The group is determined that the project has a positive impact on local biodiversity too.
“During the planning process we undertook the necessary soil survey, an ecological survey and a landscape design survey,” says Anthony. “But we haven’t stopped there. Group members helped plant a new hedge for wildlife all around the field and we have commissioned the Hampshire & Isle of Wight Wildlife Trust to plant the whole site with wild flower seeds. They have also produced a biodiversity management plan for us.”
And it’s not just the local wildlife that is enjoying the new site. “We now show school and other community groups around the site and we have built an observation hill so that visitors can see the whole site from above. We had an open day last September (2014) which was attended by 250 local people,” Anthony says.
“We are working on a second project now to put solar panels on local schools and community buildings. We said at the beginning of our project that we wanted to create a renewable energy project that the local community will be proud of. We have done that.”

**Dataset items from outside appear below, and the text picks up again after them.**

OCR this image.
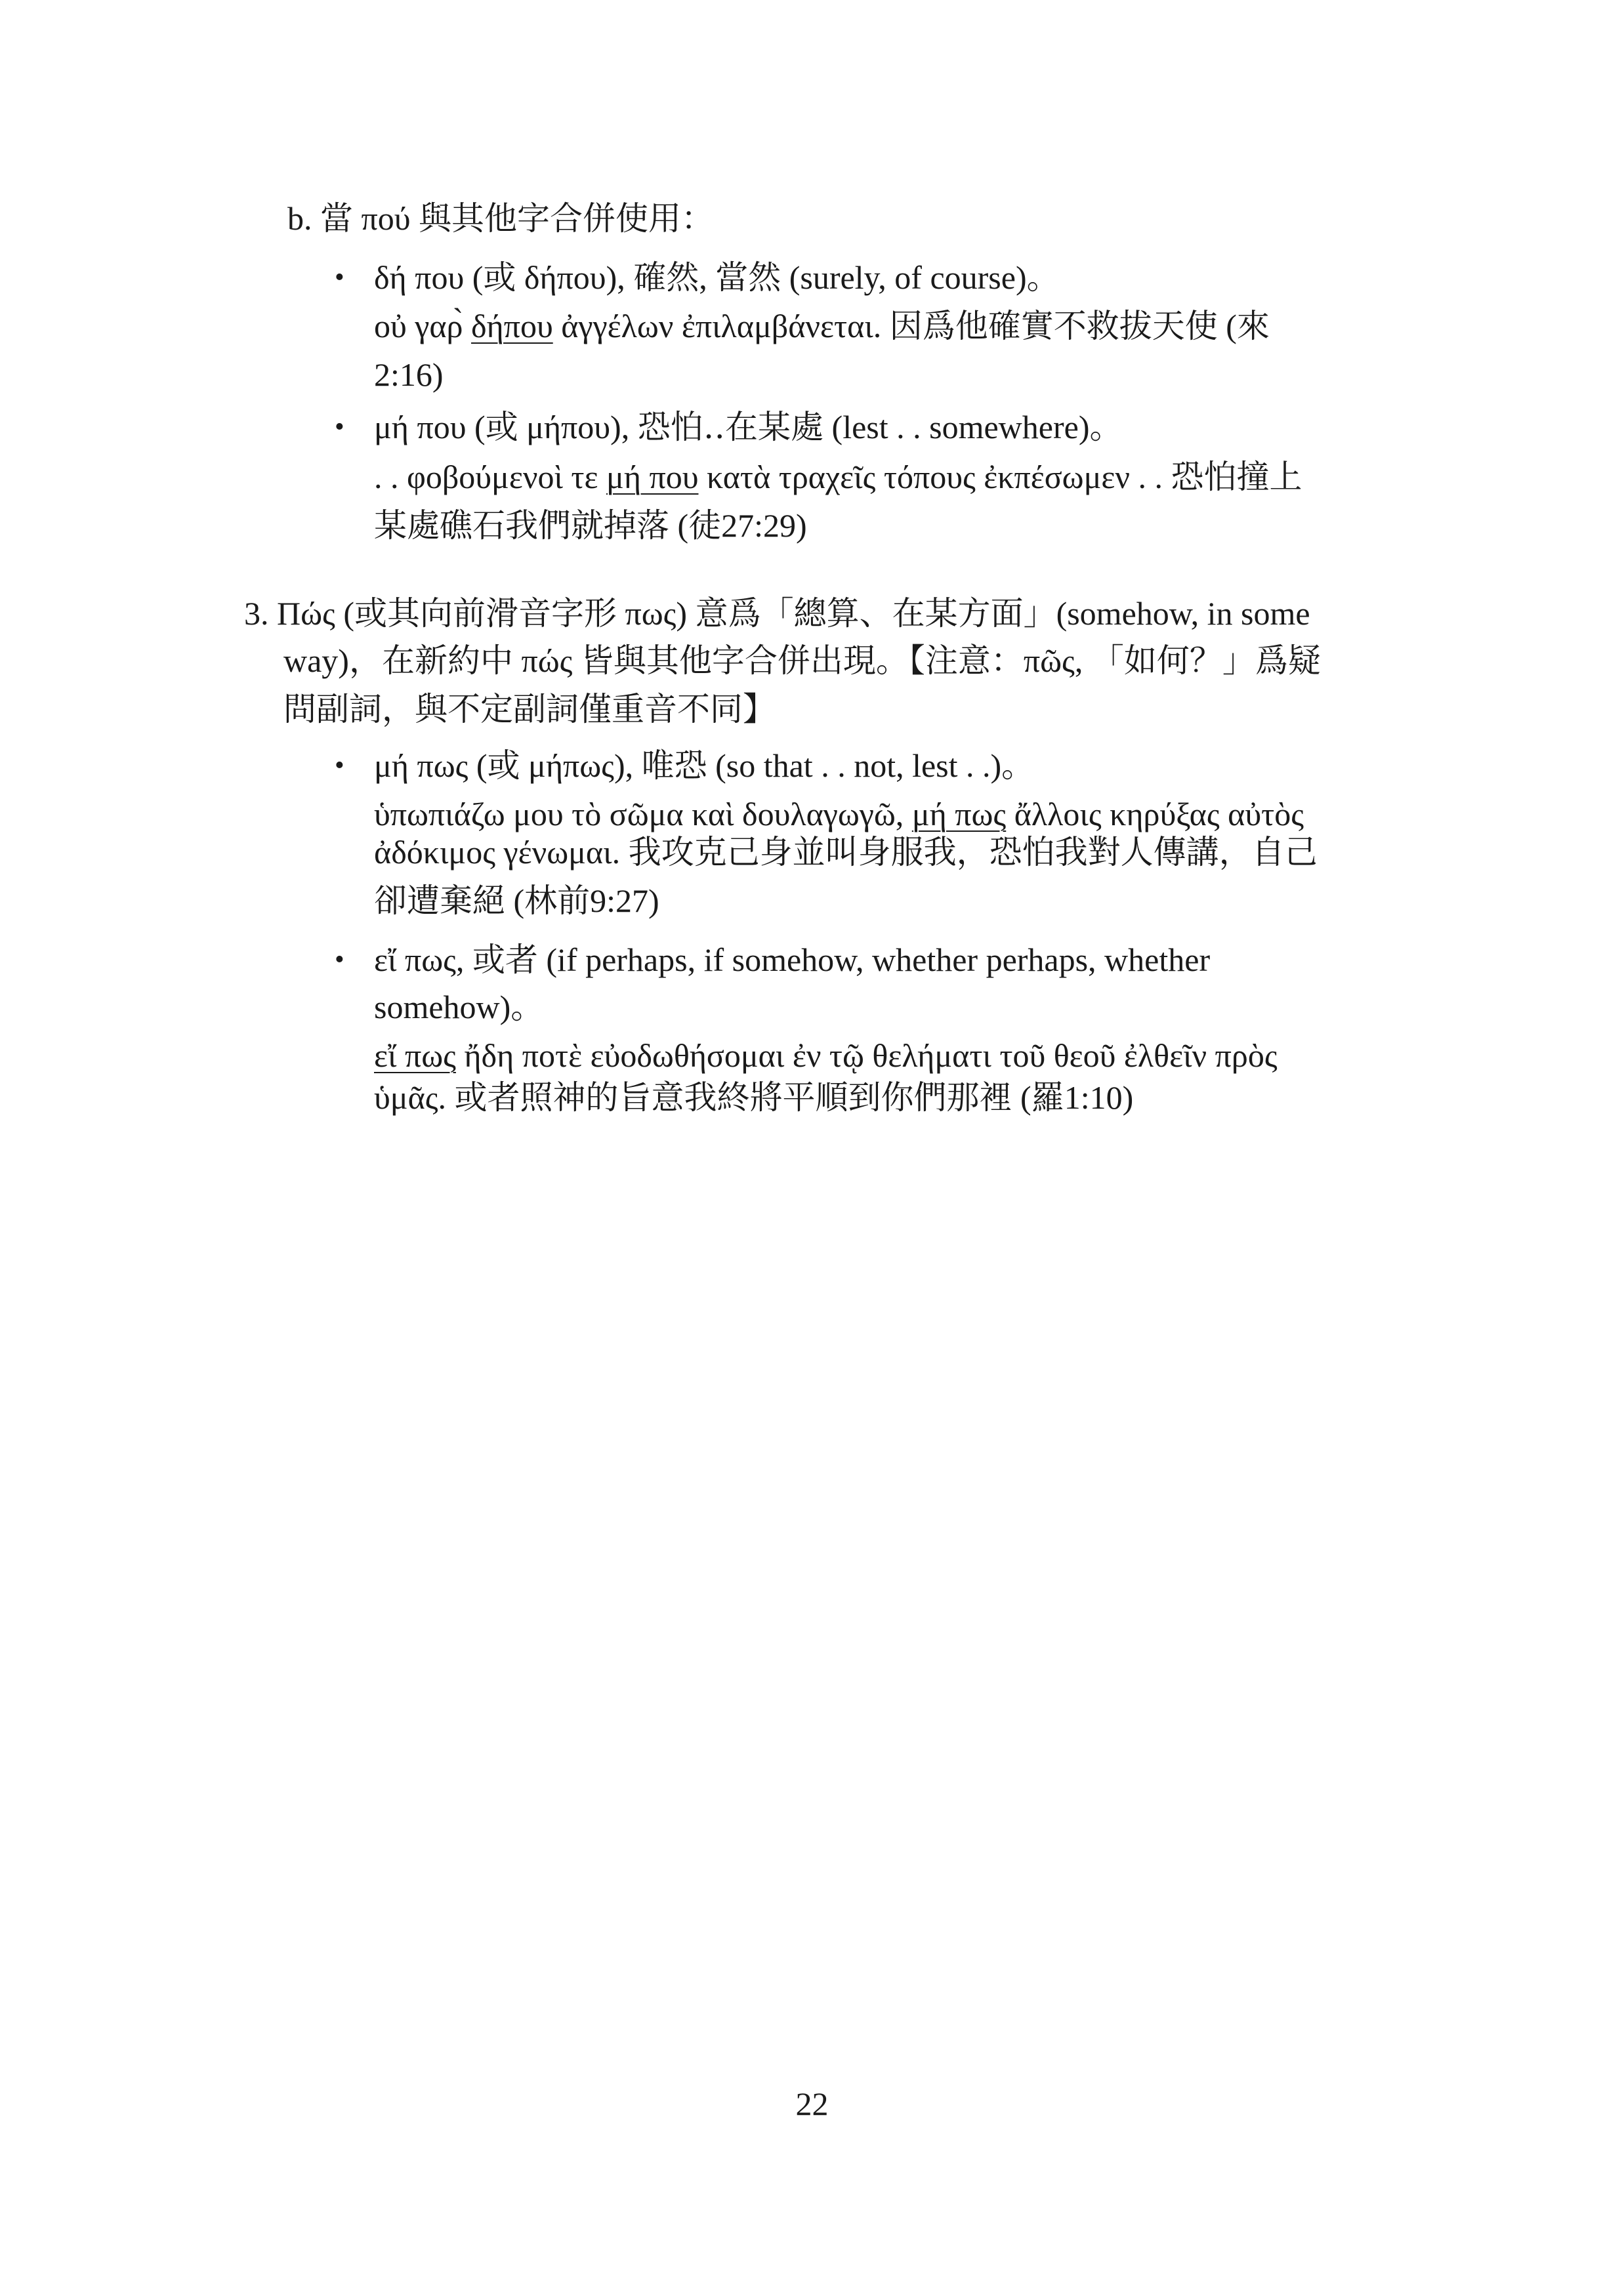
b. 當 πού 與其他字合併使用：
• δή που (或 δήπου), 確然, 當然 (surely, of course)。
οὐ γαρ̀ δήπου ἀγγέλων ἐπιλαμβάνεται. 因爲他確實不救拔天使 (來
2:16)
• μή που (或 μήπου), 恐怕‥在某處 (lest . . somewhere)。
. . φοβούμενοὶ τε μή που κατὰ τραχεῖς τόπους ἐκπέσωμεν . . 恐怕撞上
某處礁石我們就掉落 (徒27:29)
3. Πώς (或其向前滑音字形 πως) 意爲「總算、在某方面」(somehow, in some
way)，在新約中 πώς 皆與其他字合併出現。【注意：πῶς, 「如何？」爲疑
問副詞，與不定副詞僅重音不同】
• μή πως (或 μήπως), 唯恐 (so that . . not, lest . .)。
ὑπωπιάζω μου τὸ σῶμα καὶ δουλαγωγῶ, μή πως ἄλλοις κηρύξας αὐτὸς
ἀδόκιμος γένωμαι. 我攻克己身並叫身服我，恐怕我對人傳講，自己
卻遭棄絕 (林前9:27)
• εἴ πως, 或者 (if perhaps, if somehow, whether perhaps, whether
somehow)。
εἴ πως ἤδη ποτὲ εὐοδωθήσομαι ἐν τῷ θελήματι τοῦ θεοῦ ἐλθεῖν πρὸς
ὑμᾶς. 或者照神的旨意我終將平順到你們那裡 (羅1:10)
22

So the future for community solar is bright?
Well, despite the government’s proclaimed support for community solar projects, Anthony says the future for other projects is uncertain.

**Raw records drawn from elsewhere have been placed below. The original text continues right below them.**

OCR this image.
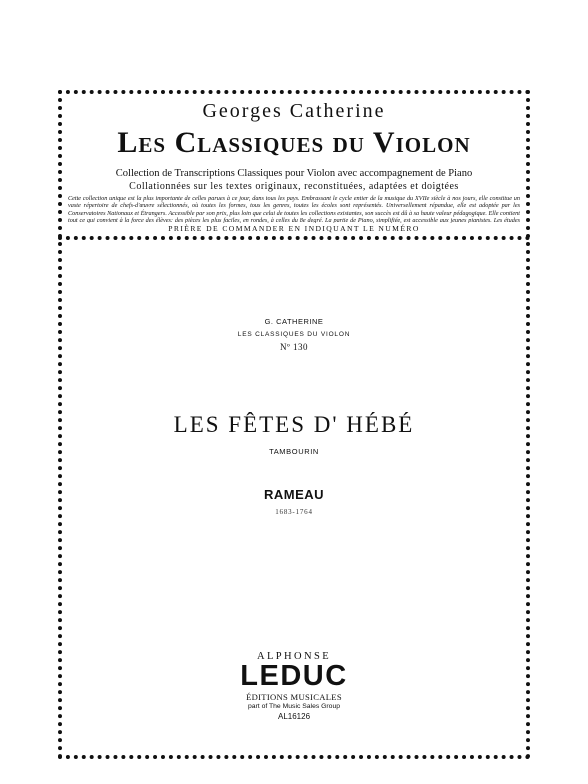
Georges Catherine
Les Classiques du Violon
Collection de Transcriptions Classiques pour Violon avec accompagnement de Piano
Collationnées sur les textes originaux, reconstituées, adaptées et doigtées
Cette collection unique est la plus importante de celles parues à ce jour, dans tous les pays. Embrassant le cycle entier de la musique du XVIIe siècle à nos jours, elle constitue un vaste répertoire de chefs-d'œuvre sélectionnés, où toutes les formes, tous les genres, toutes les écoles sont représentés. Universellement répandue, elle est adoptée par les Conservatoires Nationaux et Étrangers. Accessible par son prix, plus loin que celui de toutes les collections existantes, son succès est dû à sa haute valeur pédagogique. Elle contient tout ce qui convient à la force des élèves: des pièces les plus faciles, en rondes, à celles du 8e degré. La partie de Piano, simplifiée, est accessible aux jeunes pianistes. Les études
PRIÈRE DE COMMANDER EN INDIQUANT LE NUMÉRO
G. CATHERINE
LES CLASSIQUES DU VIOLON
Nº 130
LES FÊTES D' HÉBÉ
TAMBOURIN
RAMEAU
1683-1764
ALPHONSE
LEDUC
ÉDITIONS MUSICALES
part of The Music Sales Group
AL16126
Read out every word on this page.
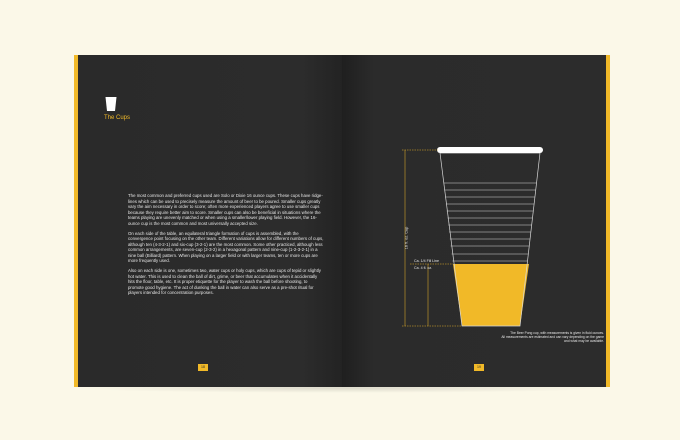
The Cups

The most common and preferred cups used are Solo or Dixie 16 ounce cups. These cups have ridge-lines which can be used to precisely measure the amount of beer to be poured. Smaller cups greatly vary the aim necessary in order to score; often more experienced players agree to use smaller cups because they require better aim to score. Smaller cups can also be beneficial in situations where the teams playing are unevenly matched or when using a smaller/lower playing field. However, the 16-ounce cup is the most common and most universally accepted size.

On each side of the table, an equilateral triangle formation of cups is assembled, with the convergence point focusing on the other team. Different variations allow for different numbers of cups, although ten (4-3-2-1) and six-cup (3-2-1) are the most common. Some other practiced, although less common arrangements, are seven-cup (2-3-2) in a hexagonal pattern and nine-cup (1-2-3-2-1) in a nine ball (Billiard) pattern. When playing on a larger field or with larger teams, ten or more cups are more frequently used.

Also on each side is one, sometimes two, water cups or holy cups, which are cups of tepid or slightly hot water. This is used to clean the ball of dirt, grime, or beer that accumulates when it accidentally hits the floor, table, etc. It is proper etiquette for the player to wash the ball before shooting, to promote good hygiene. The act of dunking the ball in water can also serve as a pre-shot ritual for players intended for concentration purposes.

18
16 fl. oz. Cup
Ca. 1/4 Fill Line
Ca. 4 fl. oz.
The Beer Pong cup, with measurements is given in fluid ounces.
All measurements are estimated and can vary depending on the game
and what may be available.
19
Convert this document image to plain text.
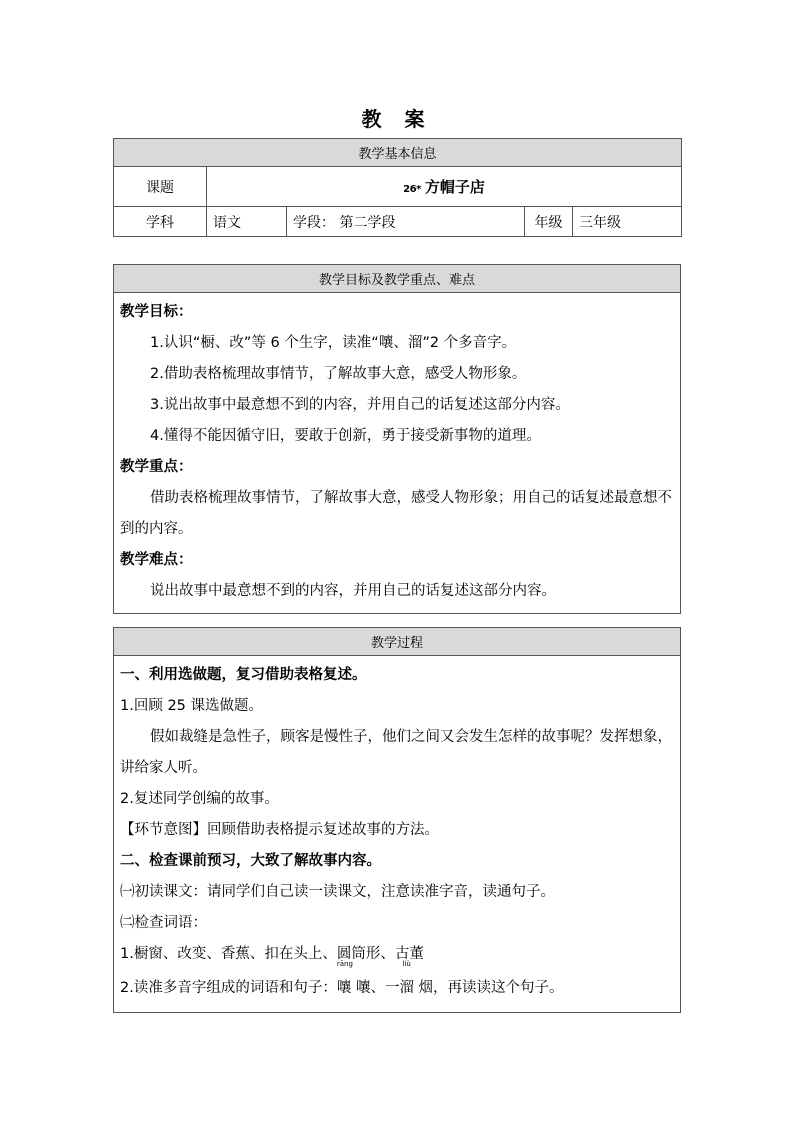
教 案
教学基本信息				
课题	26* 方帽子店			
学科	语文	学段： 第二学段	年级	三年级
教学目标及教学重点、难点

教学目标：

1.认识“橱、改”等 6 个生字，读准“嚷、溜”2 个多音字。

2.借助表格梳理故事情节，了解故事大意，感受人物形象。

3.说出故事中最意想不到的内容，并用自己的话复述这部分内容。

4.懂得不能因循守旧，要敢于创新，勇于接受新事物的道理。

教学重点：

借助表格梳理故事情节，了解故事大意，感受人物形象；用自己的话复述最意想不到的内容。

教学难点：

说出故事中最意想不到的内容，并用自己的话复述这部分内容。

教学过程

一、利用选做题，复习借助表格复述。

1.回顾 25 课选做题。

假如裁缝是急性子，顾客是慢性子，他们之间又会发生怎样的故事呢？发挥想象，讲给家人听。

2.复述同学创编的故事。

【环节意图】回顾借助表格提示复述故事的方法。

二、检查课前预习，大致了解故事内容。

㈠初读课文：请同学们自己读一读课文，注意读准字音，读通句子。

㈡检查词语：

1.橱窗、改变、香蕉、扣在头上、圆筒形、古董

2.读准多音字组成的词语和句子：
rāng
嚷 嚷、一
liù
溜 烟，再读读这个句子。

“The government are making it difficult for other community groups to follow,” he says. “For example we got tax relief for our investors through both the Enterprise Investment Scheme and the Seed Enterprise Investment Scheme but this is being removed from cooperatives at the end of this month.
More significantly the Financial Conduct Authority will not register any new energy cooperatives as they claim that they are not true cooperatives.
And there are still issues with new energy projects and grid connection. West Solent Solar are currently trying to find a second site for expansion but sadly, they are finding that the local grid infrastructure is such that it cannot cope with new embedded electricity generation.
Community energy projects are still successfully launching across the UK but there is a lot more the government can do to support them.